In a discussion on Fox News about the tear-down of America’s monuments and statues taking place in hot spots around the nation right now, liberal pundit Marie Harf, who served as a national security adviser for Barack Obama, said that “process,” not mob violence, should dictate the outcomes of these structures. She said, in the end, the Confederate statutes should be removed because the Confederates were “traitors” to the country.
Spoken like a true elitist.
Spoken like a true-blue “The Federal Government Knows Best,” anti-states’ rights elitist.
Spoken like an elitist who’s forgotten or worse, dismissed, historical truths.
The rise of the South, the establishment of the Confederacy was not an overnight, emotionally charged anarchist attempt to overthrow the federal government. It involved a process.
The Confederacy came as a result of meetings and discussions and expressions of dissatisfaction and petitions and votes over disputes with the North. In 1861, delegates representing a handful of southern states met in Montgomery, Alabama, to establish the Confederate States of America.
The decision didn’t come lightly.
And as the months wore on, and other states considered which side to support, North or South, the decision didn’t get any easier.
Conventions were held. Discussions grew heated.
The process took much time.
And even in states that seceded, not all were on board with seceding.
“Jubal Anderson Early, a profane army officer-turned-lawyer, argued strongly against disunion at Virginia’s 1861 convention, and even after Lincoln’s call for troops, he was among fifty-five delegates who voted against disunion,” the Virginia Museum of History & Culture wrote. “[So] why is he wearing a Confederate uniform?
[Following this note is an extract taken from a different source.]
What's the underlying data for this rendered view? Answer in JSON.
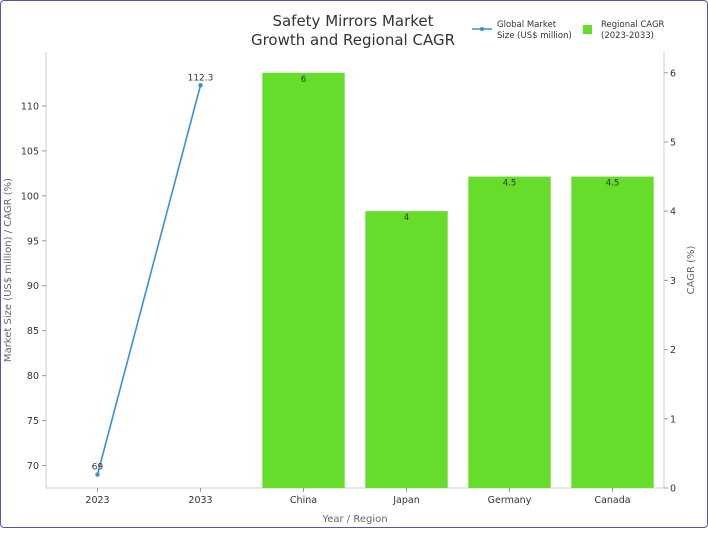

Many Virginians shifted allegiance once the state convention voted to secede. Others shifted when the state’s voters ratified the ordinance of secession.”
The point?
The point is slamming a whole section of the country as traitorous — then, as well as now — is slanderous. It doesn’t take into account the fact that the creation of America’s government was contingent upon states maintaining their rights, their independence, their freedom to run counter to the federal body.
That was a particular concern of some staunch patriot types during the creation of the Constitution.
It was why the Tenth Amendment was ultimately inserted.
States’ rights, remember?
This is what Harf said on Fox’s “Outnumbered” panel: “People who tear down Ulysses S. Grant statues, or abolitionist statues, are stupid and are not part of this broader conversation and are only trying to hijack it for their own purposes. [However], we need a process for the Confederate statues — they were traitors and fought against this country. They should not be honored with these positions, with these statues.”
Wrong.
The Confederates may have been traitors in Abraham Lincoln’s eyes. The establishment of the Confederacy may have been an act of treason to the Northern elites who delighted in cutting off the South’s access to supplies, as punishment, as a means of control, as a chokehold to compel obedience.
But to the South, the North was behaving as a tyrant and to the South, it was patriotic duty — not treason — to resist tyranny.
“Jefferson Davis and the Southern people were not traitors, nor rebels: They were patriots who loved the Constitution and obeyed the laws made for the protection of all American citizens,” John Ogden wrote, in a short historical book that’s part of the general collections in the Library of Congress.
And only people who are stupid or who are trying to hijack the broader conversation about the fate of America’s monuments and statues would disagree.